Some members of Congress, such as Menendez, objected to the Trump decision by claiming it runs roughshod over congressional prerogatives. Even prominent Republicans are voicing concern. US Representative Michael McCaul, a Texas Republican, the ranking member of the House Foreign Affairs Committee, issued a statement calling the administration’s decision “unfortunate,” adding that it would “damage certain future congressional interactions.”

Other Republicans suggested that the invoking of the emergency clause by the Trump administration sets a dangerous precedent because it might be used by a Democratic president at some point against the will of a Republican-led Congress.

Pompeo, once a member of Congress, seems cognisant of that sentiment. He emphasised that bypassing of the normal congressional review process in this case was “a one-time event” and would “not alter our long-standing arms transfer review process with Congress.”

Still, relations between the Trump administration with some members of Congress, particularly Democrats, are so frayed that the latter are loth to take the administration’s word for any development. Senator Chris Murphy, a Connecticut Democrat and a prominent critic of US policy in support of the Saudi-led coalition in Yemen, charged that there “is no new ‘emergency’ reason to sell bombs to the Saudis to drop in Yemen.”

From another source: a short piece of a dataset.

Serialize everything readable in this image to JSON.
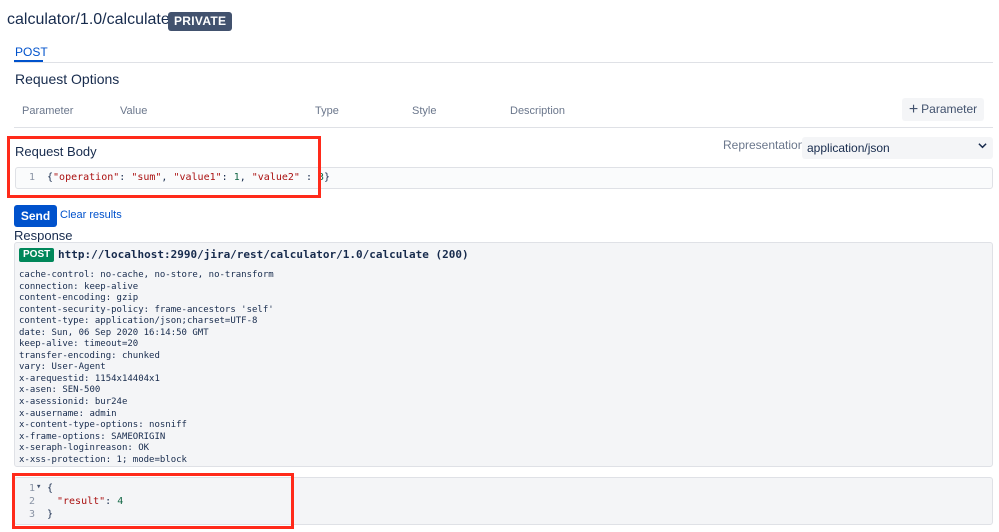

Representative Eliot Engel, a Democrat from New York and chairman of the House Foreign Affairs Committee, noted that “Congress wrote the law so that weapons sales would reflect broad consensus on foreign policy consistent with our values, and the notion that there’s an emergency that justified upending our checks and balances is false, plain and simple.”

Time magazine reported that Menendez and Murphy said they would challenge Trump’s decision but it is unclear how they will do so.

They may have taken heart that a federal judge in California recently blocked Trump’s plans to use Pentagon funds to build part of his border wall and perhaps believe that another federal judge will issue an injunction on the foreign arms sale.

However, working in Trump’s favour is that the US Constitution gives the president broad foreign policy powers. Although Congress has the “power of the purse” (meaning the appropriations process), the courts have generally been deferential to presidents on the conduct of foreign affairs.

Because the Arms Export Control Act does contain an “emergency” clause that has been invoked (albeit sparingly) previously, congressional lawyers would have to make a compelling case that the present situation was not an emergency and find a judge who would want to weigh in on a foreign policy matter that does not involve appropriations.

While the first would not be too difficult to do, the second would be a challenge. Hence, Trump is likely to prevail in this fight but at the cost of damaging relations with Congress, even among some of his fellow Republicans.